“We plan to build at least five new hangers on land just to the west of the existing facilities,” said new Airport Manager Myron Lasater. And the city may also build a terminal on the property.
Lasater and his partners, Sonny Belew and Kerry Bay, all grew up in Lebanon and started flying out of the Lebanon Airport, so when they decided to move their business aviation services away from Nashville International Airport the Lebanon facility came to mind.
“We were driving around looking at small airports, when I said, ‘What about Lebanon?’” Lasater said.“This is a ‘Field of Dreams’ mentality, a build-it-and-they-will-come idea,” Bay said. “We want to bring the enthusiasm and excitement to this airport, a breath of fresh air.”
The team chose Lebanon based on several things, but location was the primary reason.
“The most important thing was Lebanon’s strategic location,” Belew pointed out. “It’s right on I-40, Hartmann Drive is close and Nashville is nearby.”
The potential impact on Wilson County was important to the partners, too.“The economic impact could be a big benefit to Lebanon,” Lasater said, noting that a well run, conveniently located airport can be a major selling point with businesses deciding where to locate new offices.
He also added that having a quality aviation maintenance service, which Redi-Air intends to provide, at the airport will draw business from all across the country.“There’s a misnomer out there about businesses owning airplanes,” Belew said. “An airplane is a business tool just like a computer.”
Lasater, who worked as a pilot for Cracker Barrel for more than 12 years, gave an example. “Suppose your company has a president and two or three executives who need to be in Casper, Wy. for a conference,” he said. “A commercial flight will take two days there and two days back, but if you have a plane you put everyone you need on that plane this morning and they’re back in time for dinner with their family.”
He pointed out that while that is partly personal convenience it also saves the company three or four days pay for however many executives.
Those smaller company planes are the ones Redi-Air hopes to encourage to use Lebanon Airport as a base.The company has already started its efforts to spruce up the facilities at the airport, too.
The reception area has a fresh coat of paint, new furniture and a modern new look.“Three weeks ago, this area was institutional white and not very attractive,” Lasater said.It’s all part of the effort to make the airport ready for company, and Redi- Air is expecting visitors.
On May 20, a Vietnam helicopter pilots’ group will be stopping off on a “Trip to the Wall” (the Vietnam Wall in Washington, D.C.), partly because there are several Vietnam pilots in this area.On June 7-8, there is a D-Day Memorial planned for the airport, with everyone encouraged to come out and see the planes and activities.
The following weekend will be Airport Appreciation Day with tours of the airport and possible plane rides and other activities.
On Sept 4, the 555th Squadron, a World War II all-black squadron, will be coming to the airport, and there’s a fly-in scheduled for later in September.
And in between, the Young Eagles program is still alive and well at the airport.
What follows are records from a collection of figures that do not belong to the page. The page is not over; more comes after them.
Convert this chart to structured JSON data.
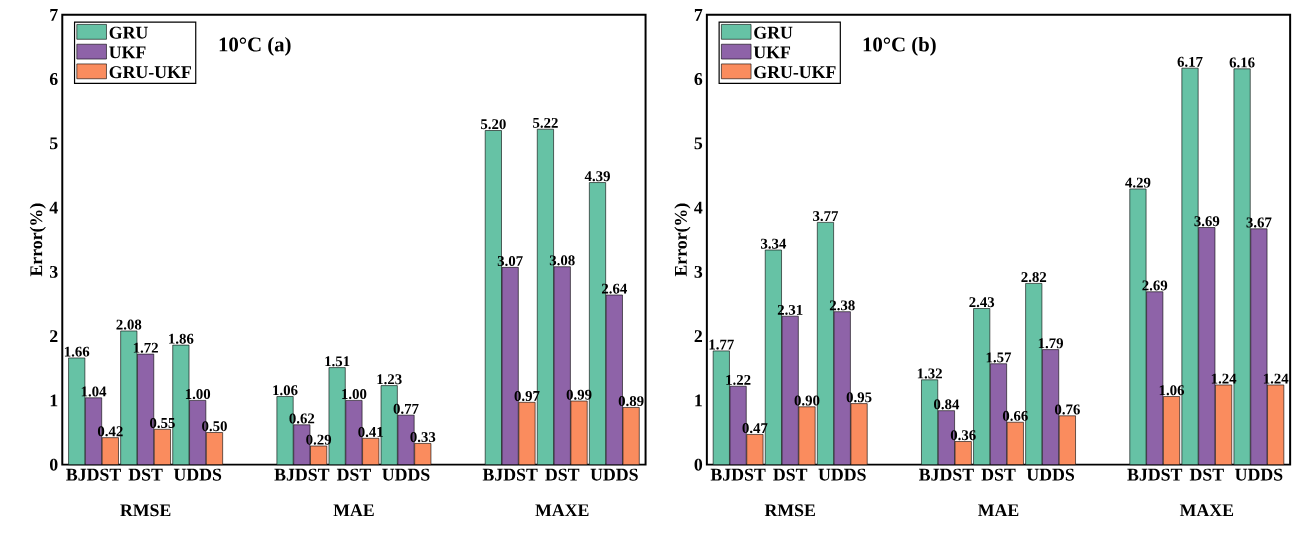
{
  "chart_data": [
    {
      "type": "bar",
      "ylabel": "Error(%)",
      "categories": [
        "BJDST",
        "DST",
        "UDDS",
        null,
        "BJDST",
        "DST",
        "UDDS",
        null,
        "BJDST",
        "DST",
        "UDDS"
      ],
      "ylim": [
        0,
        7
      ],
      "yticks": [
        0,
        1,
        2,
        3,
        4,
        5,
        6,
        7
      ],
      "legend": "top left",
      "annotations": [
        "10°C (a)",
        "RMSE",
        "MAE",
        "MAXE"
      ],
      "series": [
        {
          "name": "GRU",
          "color": "#66c2a5",
          "values": [
            1.66,
            2.08,
            1.86,
            null,
            1.06,
            1.51,
            1.23,
            null,
            5.2,
            5.22,
            4.39
          ],
          "value_labels": [
            "1.66",
            "2.08",
            "1.86",
            null,
            "1.06",
            "1.51",
            "1.23",
            null,
            "5.20",
            "5.22",
            "4.39"
          ]
        },
        {
          "name": "UKF",
          "color": "#8e63a8",
          "values": [
            1.04,
            1.72,
            1.0,
            null,
            0.62,
            1.0,
            0.77,
            null,
            3.07,
            3.08,
            2.64
          ],
          "value_labels": [
            "1.04",
            "1.72",
            "1.00",
            null,
            "0.62",
            "1.00",
            "0.77",
            null,
            "3.07",
            "3.08",
            "2.64"
          ]
        },
        {
          "name": "GRU-UKF",
          "color": "#fa8c5e",
          "values": [
            0.42,
            0.55,
            0.5,
            null,
            0.29,
            0.41,
            0.33,
            null,
            0.97,
            0.99,
            0.89
          ],
          "value_labels": [
            "0.42",
            "0.55",
            "0.50",
            null,
            "0.29",
            "0.41",
            "0.33",
            null,
            "0.97",
            "0.99",
            "0.89"
          ]
        }
      ]
    },
    {
      "type": "bar",
      "ylabel": "Error(%)",
      "categories": [
        "BJDST",
        "DST",
        "UDDS",
        null,
        "BJDST",
        "DST",
        "UDDS",
        null,
        "BJDST",
        "DST",
        "UDDS"
      ],
      "ylim": [
        0,
        7
      ],
      "yticks": [
        0,
        1,
        2,
        3,
        4,
        5,
        6,
        7
      ],
      "legend": "top left",
      "annotations": [
        "10°C (b)",
        "RMSE",
        "MAE",
        "MAXE"
      ],
      "series": [
        {
          "name": "GRU",
          "color": "#66c2a5",
          "values": [
            1.77,
            3.34,
            3.77,
            null,
            1.32,
            2.43,
            2.82,
            null,
            4.29,
            6.17,
            6.16
          ],
          "value_labels": [
            "1.77",
            "3.34",
            "3.77",
            null,
            "1.32",
            "2.43",
            "2.82",
            null,
            "4.29",
            "6.17",
            "6.16"
          ]
        },
        {
          "name": "UKF",
          "color": "#8e63a8",
          "values": [
            1.22,
            2.31,
            2.38,
            null,
            0.84,
            1.57,
            1.79,
            null,
            2.69,
            3.69,
            3.67
          ],
          "value_labels": [
            "1.22",
            "2.31",
            "2.38",
            null,
            "0.84",
            "1.57",
            "1.79",
            null,
            "2.69",
            "3.69",
            "3.67"
          ]
        },
        {
          "name": "GRU-UKF",
          "color": "#fa8c5e",
          "values": [
            0.47,
            0.9,
            0.95,
            null,
            0.36,
            0.66,
            0.76,
            null,
            1.06,
            1.24,
            1.24
          ],
          "value_labels": [
            "0.47",
            "0.90",
            "0.95",
            null,
            "0.36",
            "0.66",
            "0.76",
            null,
            "1.06",
            "1.24",
            "1.24"
          ]
        }
      ]
    }
  ]
}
Young Eagles is a program sponsored by the Experimental Aircraft Association to give plane rides to children. For more information, call the airport at 444-0031.But what if you want to learn to fly? Redi-Air group will be providing lessons for potential pilots.
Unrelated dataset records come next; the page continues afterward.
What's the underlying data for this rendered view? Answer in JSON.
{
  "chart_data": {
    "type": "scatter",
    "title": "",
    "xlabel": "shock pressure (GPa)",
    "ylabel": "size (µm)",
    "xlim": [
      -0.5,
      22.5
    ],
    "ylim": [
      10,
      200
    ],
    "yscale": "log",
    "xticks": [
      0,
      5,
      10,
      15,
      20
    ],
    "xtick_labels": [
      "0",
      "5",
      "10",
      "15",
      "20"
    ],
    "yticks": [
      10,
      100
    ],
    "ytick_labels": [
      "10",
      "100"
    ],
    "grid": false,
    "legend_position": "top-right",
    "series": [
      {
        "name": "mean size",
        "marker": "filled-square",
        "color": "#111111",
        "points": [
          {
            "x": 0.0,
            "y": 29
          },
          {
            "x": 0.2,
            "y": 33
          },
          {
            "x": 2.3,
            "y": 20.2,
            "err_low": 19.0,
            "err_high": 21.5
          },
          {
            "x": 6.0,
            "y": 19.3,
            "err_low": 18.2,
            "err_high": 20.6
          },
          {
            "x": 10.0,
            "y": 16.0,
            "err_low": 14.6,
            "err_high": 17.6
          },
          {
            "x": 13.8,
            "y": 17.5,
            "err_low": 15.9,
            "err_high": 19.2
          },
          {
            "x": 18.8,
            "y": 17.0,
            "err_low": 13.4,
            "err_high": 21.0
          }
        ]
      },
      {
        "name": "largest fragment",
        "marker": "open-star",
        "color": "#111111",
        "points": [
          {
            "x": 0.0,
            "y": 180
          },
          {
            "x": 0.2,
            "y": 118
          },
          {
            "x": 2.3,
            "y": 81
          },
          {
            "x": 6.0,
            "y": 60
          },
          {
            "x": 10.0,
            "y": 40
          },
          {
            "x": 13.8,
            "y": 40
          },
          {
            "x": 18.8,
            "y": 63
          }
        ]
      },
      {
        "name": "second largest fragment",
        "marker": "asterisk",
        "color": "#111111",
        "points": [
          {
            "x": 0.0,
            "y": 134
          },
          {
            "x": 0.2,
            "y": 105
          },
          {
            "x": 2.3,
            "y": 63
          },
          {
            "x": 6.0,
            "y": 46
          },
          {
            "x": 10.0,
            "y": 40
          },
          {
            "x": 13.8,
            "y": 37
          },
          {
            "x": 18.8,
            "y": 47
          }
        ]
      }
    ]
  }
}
First, new pilots will talk to Lasater. He will match them up with a flight instructor who will stay with them for the entire program. New pilots can train at several levels from private license up through commercial piloting, and in the future there will even be training on Very Light Jets (VLJ). These small jets carry from four to eight passengers, and cost in a range from $1.5 million to $2.7 million. They are quieter, more efficient and more airport friendly than the bigger models.
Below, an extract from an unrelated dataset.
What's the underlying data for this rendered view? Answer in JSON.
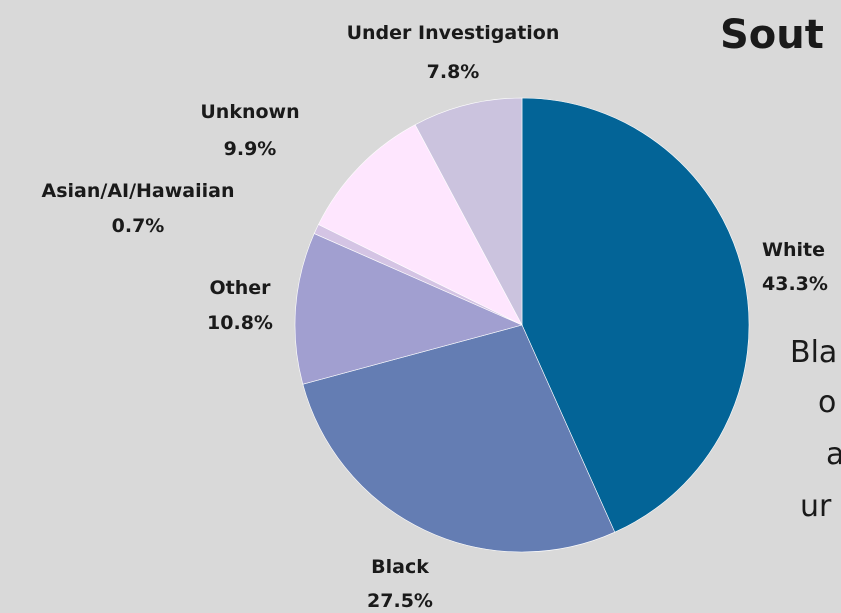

The plan is to have a variety of sizes and types of planes for pilots to train for future careers.
At this point, Belew, Bay and Lasater all say they are very pleased with the support their plans are receiving locally. “We want to say thanks for the support we’ve received,” Belew said. “We’ve been very well received,” Lasater said.
“Yes, we appreciate the city fathers and the airport commission for helping make this work,” Bay added.